“Twenty-five years ago, when Zong Qinghou was 42, he made his living selling soft drinks and popsicles to schoolchildren. He says he earned about $8 a month — less than a third of China’s average wage at the time — and was so broke that he once slept in a tunnel under the streets of Beijing rather than spend on a hotel.
“Today, Zong, 67, is still selling soda — and lots of other things — as the wealthiest man in mainland China, Bloomberg Markets magazine reports in its December cover package, “The World’s Richest People.” His net worth of $20.1 billion as of Oct. 5 ranks him No. 30 in the world…”
The responsible trader puts risk control first. That means staying clearheaded in respect to potential outcomes, refusing to “drink the kool-aid” while everyone else chugs it.
Given the need for realism, though, it’s good to temper cynicism with awareness of what’s possible… the potential in what could happen, with hard work, if things really go right.

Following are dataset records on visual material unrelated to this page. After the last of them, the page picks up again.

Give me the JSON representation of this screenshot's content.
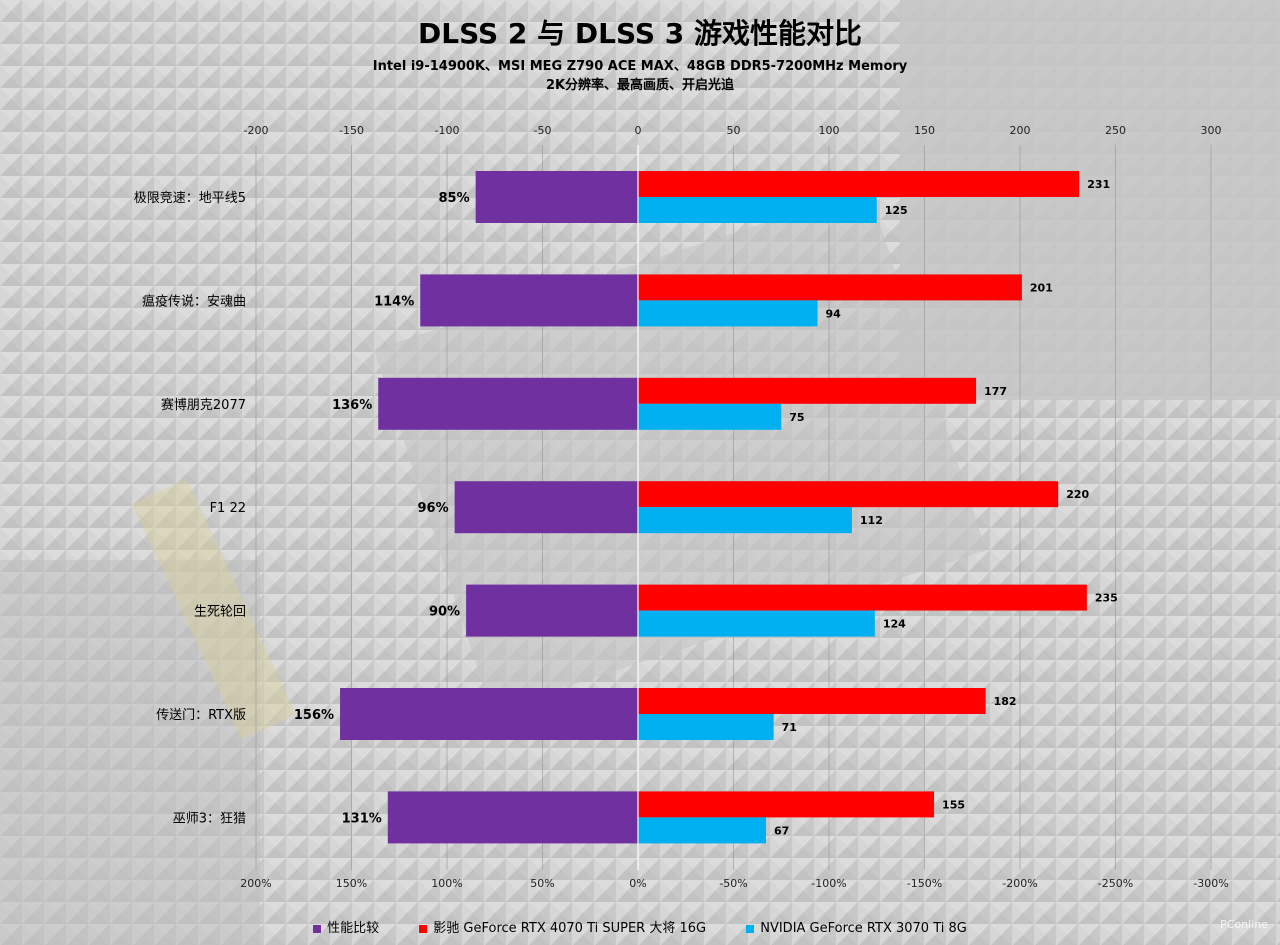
{
  "title": "DLSS 2 与 DLSS 3 游戏性能对比",
  "subtitle_line1": "Intel i9-14900K、MSI MEG Z790 ACE MAX、48GB DDR5-7200MHz Memory",
  "subtitle_line2": "2K分辨率、最高画质、开启光追",
  "watermark": "PConline",
  "colors": {
    "compare": "#7030a0",
    "rtx4070": "#ff0000",
    "rtx3070": "#00b0f0"
  },
  "chart_data": {
    "type": "bar",
    "orientation": "horizontal",
    "categories": [
      "极限竞速：地平线5",
      "瘟疫传说：安魂曲",
      "赛博朋克2077",
      "F1 22",
      "生死轮回",
      "传送门：RTX版",
      "巫师3：狂猎"
    ],
    "series": [
      {
        "name": "性能比较",
        "unit": "%",
        "axis": "bottom",
        "values": [
          85,
          114,
          136,
          96,
          90,
          156,
          131
        ]
      },
      {
        "name": "影驰 GeForce RTX 4070 Ti SUPER 大将 16G",
        "axis": "top",
        "values": [
          231,
          201,
          177,
          220,
          235,
          182,
          155
        ]
      },
      {
        "name": "NVIDIA GeForce RTX 3070 Ti 8G",
        "axis": "top",
        "values": [
          125,
          94,
          75,
          112,
          124,
          71,
          67
        ]
      }
    ],
    "top_axis": {
      "range": [
        -200,
        300
      ],
      "ticks": [
        -200,
        -150,
        -100,
        -50,
        0,
        50,
        100,
        150,
        200,
        250,
        300
      ],
      "tick_labels": [
        "-200",
        "-150",
        "-100",
        "-50",
        "0",
        "50",
        "100",
        "150",
        "200",
        "250",
        "300"
      ]
    },
    "bottom_axis": {
      "range": [
        200,
        -300
      ],
      "ticks": [
        200,
        150,
        100,
        50,
        0,
        -50,
        -100,
        -150,
        -200,
        -250,
        -300
      ],
      "tick_labels": [
        "200%",
        "150%",
        "100%",
        "50%",
        "0%",
        "-50%",
        "-100%",
        "-150%",
        "-200%",
        "-250%",
        "-300%"
      ]
    },
    "grid": true,
    "legend": "bottom-center"
  }
}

In that regard, extreme success outliers are not to be envied or copycatted — obviously one needs a lot of fortuitous circumstance (plus the hard work) to do what Zong did.
Instead, fat tail successes serve as a useful reminder that perhaps, just perhaps, outlandish aspirations are not so outlandish… and could even be modest in respect to what’s been done.
After all, if a man in China can go from making $8 a month at age 42, to being worth $20 billion at age 67, who is to say what you or I might achieve?